Topraklarımızda çağdaş resim ile tiyatronun hatta sinemanın ilk örnekleri Osmanlı döneminde verilse de çoksesli müzik söz konusu olduğunda pek çok alanda görüldüğü gibi cumhuriyetin itici gücüne gereksinim duyulmuştur . 19 . yüzyıla kadar halk arasında bin yıldan uzun bir geleneğe dayanan saz şairleri müziklerini icra ederken sarayda ve yüksek bürokratların köşklerinde klasik Türk müziği çalınır . Enderun ’ da müzik dersleri olduğu bilinse de kurumsal anlamda bir müzik eğitiminden söz etmek mümkün değildir . Bunun yanı sıra Yeniçeri Ocağına bağlı Mehter Bölüğü de askerî müzik üretmektedir . Osmanlı aydınları ve saray çevresi II . Mahmud dönemine kadar Batı müziğine kayıtsız kalır . Avrupalılar savaş meydanlarından ve daha sonraları elçi kabul törenlerinden tanıdıkları Mehterden etkilenip Türk temalı eserler bestelerken Türk müziğinde Batı etkisi hiç görülmez . Üstelik klasik Türk müziğinin hem ton anlayışı hem de nota yazım sistemi klasik Batı müziğinden oldukça farklıdır .

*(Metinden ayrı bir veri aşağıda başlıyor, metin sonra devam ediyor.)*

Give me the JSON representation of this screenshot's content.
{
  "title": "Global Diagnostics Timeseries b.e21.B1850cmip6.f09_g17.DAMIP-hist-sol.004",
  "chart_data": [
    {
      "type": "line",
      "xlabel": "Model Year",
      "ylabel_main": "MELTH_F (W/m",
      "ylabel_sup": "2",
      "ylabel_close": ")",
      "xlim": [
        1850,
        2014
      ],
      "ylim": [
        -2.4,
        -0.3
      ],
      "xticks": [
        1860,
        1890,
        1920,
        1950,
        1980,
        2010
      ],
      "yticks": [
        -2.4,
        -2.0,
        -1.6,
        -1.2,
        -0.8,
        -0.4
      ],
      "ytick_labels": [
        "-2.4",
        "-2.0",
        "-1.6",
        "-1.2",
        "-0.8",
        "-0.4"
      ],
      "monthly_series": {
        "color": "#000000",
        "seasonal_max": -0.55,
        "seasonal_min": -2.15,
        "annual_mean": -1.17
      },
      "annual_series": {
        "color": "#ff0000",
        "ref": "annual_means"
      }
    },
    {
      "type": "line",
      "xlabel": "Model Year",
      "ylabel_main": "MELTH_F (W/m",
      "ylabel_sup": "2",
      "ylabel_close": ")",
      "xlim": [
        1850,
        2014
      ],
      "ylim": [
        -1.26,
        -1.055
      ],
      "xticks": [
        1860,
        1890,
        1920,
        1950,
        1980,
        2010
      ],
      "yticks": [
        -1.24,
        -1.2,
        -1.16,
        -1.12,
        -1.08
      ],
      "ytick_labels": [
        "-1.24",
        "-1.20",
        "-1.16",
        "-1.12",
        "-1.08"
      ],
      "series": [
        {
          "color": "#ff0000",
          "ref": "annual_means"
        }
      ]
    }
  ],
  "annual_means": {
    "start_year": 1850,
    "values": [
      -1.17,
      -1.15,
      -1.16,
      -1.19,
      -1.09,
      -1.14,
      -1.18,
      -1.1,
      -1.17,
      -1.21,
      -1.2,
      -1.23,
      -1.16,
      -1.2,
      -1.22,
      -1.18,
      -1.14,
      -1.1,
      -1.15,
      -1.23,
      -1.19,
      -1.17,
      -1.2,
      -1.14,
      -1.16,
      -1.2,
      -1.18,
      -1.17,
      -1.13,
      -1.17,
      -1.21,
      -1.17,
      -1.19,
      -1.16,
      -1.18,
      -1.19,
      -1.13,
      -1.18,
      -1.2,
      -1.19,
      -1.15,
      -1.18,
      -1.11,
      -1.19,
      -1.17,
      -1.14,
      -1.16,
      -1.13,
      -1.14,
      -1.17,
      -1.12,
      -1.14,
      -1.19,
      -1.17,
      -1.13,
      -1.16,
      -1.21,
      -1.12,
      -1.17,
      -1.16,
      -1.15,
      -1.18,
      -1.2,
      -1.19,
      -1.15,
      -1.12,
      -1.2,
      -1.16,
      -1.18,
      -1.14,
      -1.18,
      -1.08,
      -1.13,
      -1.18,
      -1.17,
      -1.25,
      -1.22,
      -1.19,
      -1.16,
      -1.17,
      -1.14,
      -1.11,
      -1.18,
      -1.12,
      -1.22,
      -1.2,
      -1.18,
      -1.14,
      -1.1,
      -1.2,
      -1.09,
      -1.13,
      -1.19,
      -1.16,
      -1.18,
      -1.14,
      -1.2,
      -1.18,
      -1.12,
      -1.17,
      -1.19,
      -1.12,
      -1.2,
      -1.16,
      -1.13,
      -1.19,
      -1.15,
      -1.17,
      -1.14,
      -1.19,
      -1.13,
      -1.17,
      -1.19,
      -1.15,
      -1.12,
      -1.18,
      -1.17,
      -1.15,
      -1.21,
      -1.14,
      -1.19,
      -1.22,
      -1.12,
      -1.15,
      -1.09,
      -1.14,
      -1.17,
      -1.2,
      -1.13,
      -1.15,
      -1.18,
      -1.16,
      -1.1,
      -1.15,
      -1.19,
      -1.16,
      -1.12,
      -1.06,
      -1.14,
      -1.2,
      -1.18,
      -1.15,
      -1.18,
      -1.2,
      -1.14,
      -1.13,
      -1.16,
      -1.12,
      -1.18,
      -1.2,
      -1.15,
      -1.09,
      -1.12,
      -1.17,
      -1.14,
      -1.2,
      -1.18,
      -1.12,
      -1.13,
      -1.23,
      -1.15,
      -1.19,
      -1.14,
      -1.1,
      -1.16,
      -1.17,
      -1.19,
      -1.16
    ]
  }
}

Hemen her alanda olduğu gibi müzikte de Batılılaşma çabaları askerî düzlemde başlar . II . Mahmud 1826 ’ da Yeniçeri Ocağıyla birlikte Mehter Bölüğünü de lağveder . Avrupa modeline uygun bir ordu tasarlamanın yanı sıra çoksesli askerî müzik yapılması için Mızıka-yı Hümayûn ’ u kurarak başına uzun yıllar görev yapacak İtalyan müzisyen Donizetti Paşa ’ yı getirir . Türkiye böylelikle Batı müziğiyle tanışacak , Donizetti Paşa ’ nın çalışmalarıyla çoksesli müziğin temelleri atılacak , Mızıka-yı Hümayûn da günümüzdeki Cumhurbaşkanlığı Senfoni Orkestrasının çekirdeğini oluşturacaktır . 19 . yüzyılın son çeyreğinde önce sarayda daha sonraları konser salonlarında yabancı opera toplulukları eserlerini sahneleyecek , Türk müzik insanları da Batı müziğine ilgi duymaya başlayacaktır .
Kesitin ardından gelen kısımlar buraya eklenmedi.